Whether you’re a freelancer still relishing that first box of business cards sporting your name, an in-house designer with a limited budget or a small business owner taking a DIY approach to cut the ad spending, everyone needs resources for quality fonts, images and design inspiration. And what’s better than resources… free sources.
After scouring my email newsletters and RSS feeds recently for some quick and easy — and better yet, cheap — solutions to solve a recent design dilemma, I discovered a few fun sites that I want to share. For the sake of good karma, and a possible bone the next time I need one, I shall lay them before you.
This site made my day. I was working on a design for a client and needed to find a more customized look for their social media icons. I would have loved to use the same clever bottle cap images shown on their website. But their developer was unavailable and I hadn’t the time to design them from scratch. In a twist of fate or luck or answered prayer I discovered findicons.com. Would you believe I found the exact icons I needed? True story.
Perks: Over 300,000 icons on the site. Enter a search term and your off. Easily download in multiple formats.

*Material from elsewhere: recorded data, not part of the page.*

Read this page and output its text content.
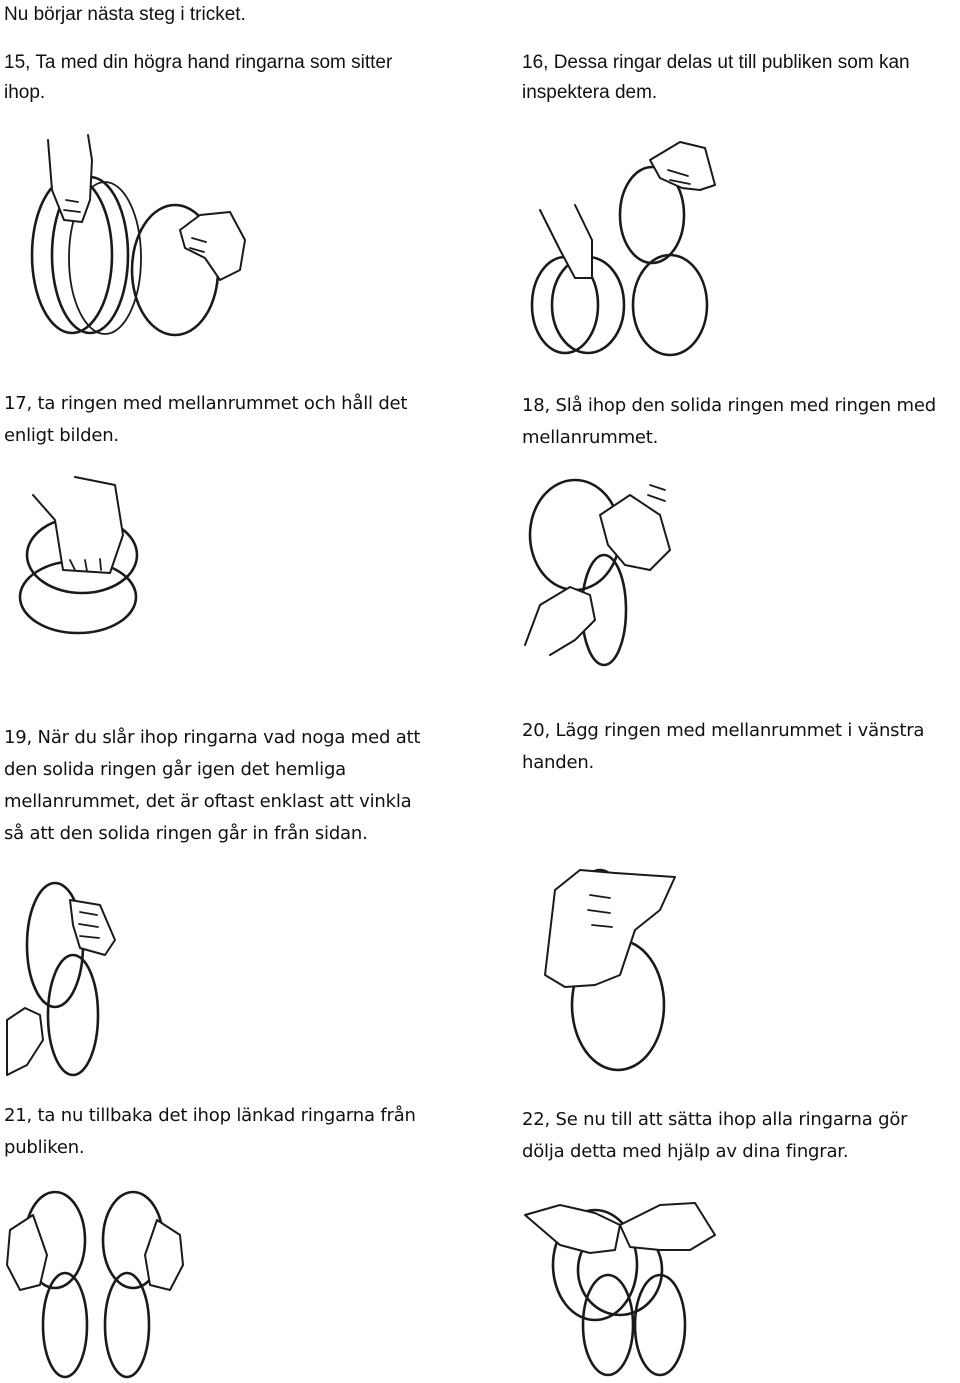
Nu börjar nästa steg i tricket.

15, Ta med din högra hand ringarna som sitter
ihop.

16, Dessa ringar delas ut till publiken som kan
inspektera dem.

17, ta ringen med mellanrummet och håll det
enligt bilden.

18, Slå ihop den solida ringen med ringen med
mellanrummet.

19, När du slår ihop ringarna vad noga med att
den solida ringen går igen det hemliga
mellanrummet, det är oftast enklast att vinkla
så att den solida ringen går in från sidan.

20, Lägg ringen med mellanrummet i vänstra
handen.

21, ta nu tillbaka det ihop länkad ringarna från
publiken.

22, Se nu till att sätta ihop alla ringarna gör
dölja detta med hjälp av dina fingrar.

Pains: Mostly web-resolution icons, not always great for print. But if the finished size is small it should work.
Pocketbook: FREE, gotta love that.
I may have mentioned this site before but it bears repeating. Dafont has hundreds of decent typefaces that are free to download. You’re not going to find Adobe, Linotype and ITC living at this address. Those are type foundries. They make their living designing the highest quality fonts for a multitude of professional uses. And they’re fabulous. But, if you’re looking for some funky grunge font for a t-shirt design, or quirky dingbats for a company holiday party invite, this is a great place to start.

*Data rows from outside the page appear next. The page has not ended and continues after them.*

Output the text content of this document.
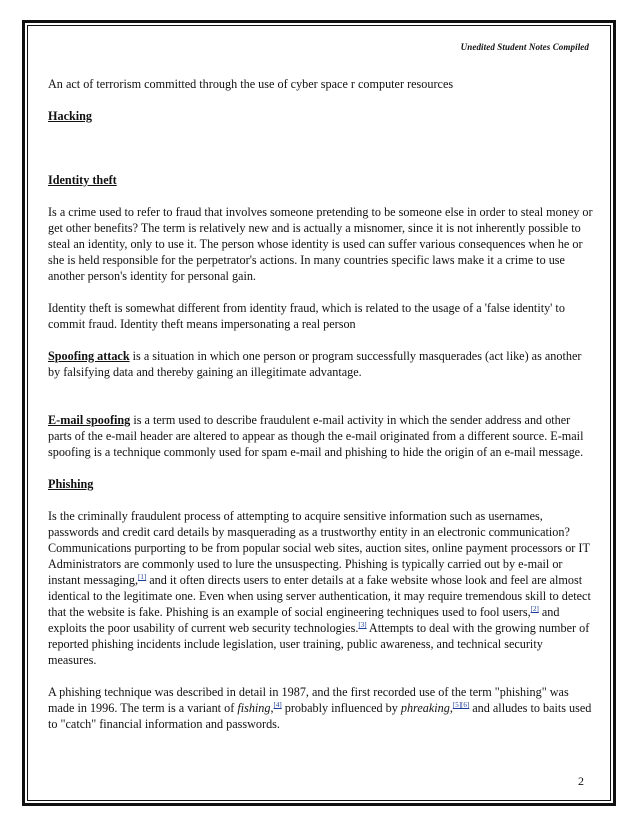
Unedited Student Notes Compiled

An act of terrorism committed through the use of cyber space r computer resources

Hacking

Identity theft

Is a crime used to refer to fraud that involves someone pretending to be someone else in order to steal money or get other benefits? The term is relatively new and is actually a misnomer, since it is not inherently possible to steal an identity, only to use it. The person whose identity is used can suffer various consequences when he or she is held responsible for the perpetrator's actions. In many countries specific laws make it a crime to use another person's identity for personal gain.

Identity theft is somewhat different from identity fraud, which is related to the usage of a 'false identity' to commit fraud. Identity theft means impersonating a real person

Spoofing attack is a situation in which one person or program successfully masquerades (act like) as another by falsifying data and thereby gaining an illegitimate advantage.

E-mail spoofing is a term used to describe fraudulent e-mail activity in which the sender address and other parts of the e-mail header are altered to appear as though the e-mail originated from a different source. E-mail spoofing is a technique commonly used for spam e-mail and phishing to hide the origin of an e-mail message.

Phishing

Is the criminally fraudulent process of attempting to acquire sensitive information such as usernames, passwords and credit card details by masquerading as a trustworthy entity in an electronic communication? Communications purporting to be from popular social web sites, auction sites, online payment processors or IT Administrators are commonly used to lure the unsuspecting. Phishing is typically carried out by e-mail or instant messaging,[1] and it often directs users to enter details at a fake website whose look and feel are almost identical to the legitimate one. Even when using server authentication, it may require tremendous skill to detect that the website is fake. Phishing is an example of social engineering techniques used to fool users,[2] and exploits the poor usability of current web security technologies.[3] Attempts to deal with the growing number of reported phishing incidents include legislation, user training, public awareness, and technical security measures.

A phishing technique was described in detail in 1987, and the first recorded use of the term "phishing" was made in 1996. The term is a variant of fishing,[4] probably influenced by phreaking,[5][6] and alludes to baits used to "catch" financial information and passwords.

2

Perks: Creative, wild and unusual designs live here. Sometimes you just need some inspiration. If they don’t have what you’re looking for the website syncs with myfonts.com and fonts.com to search the foundary databases.
Pains: Scrolling through pages can get tedious, and the search function is limited.
Pocketbook: FREE, but read the fine print as some are intended for personal use only, not commercial.
Every designer has at some point, searched for royalty free images. They used to cost hundreds of dollars and come with strict stipulations on when, where and for how long they can be used. And if the project warrants it, professional photographic stock or custom work is a great option. But most of us are digging through the coin jar when the boss asks for a nice image for the company newsletter…or make that two photos and two vector graphics that can also be used to promote the winter carnival on event posters and the Facebook page. Enter low-cost stock image sites.
I’ve long been a lover of istockphoto.com, and continue to recommend that resource. But this is my latest playground. And like a new cocktail I’m anxious to share the recipe with my friends and see what you can think.
Perks: Royalty vectors and images from hundreds of sources means a lot of variety. Like shopping in a new store, the styles are different and it’s fun to look around. The finished product is high-resolution, professional art.
Pains: It’s member based, so I’ve only been window shopping thus far. But it appears to be free membership.
Cost: Ok it’s not free, but priced in increments from $1 to $20 I think even Scrooge would call this a bargain.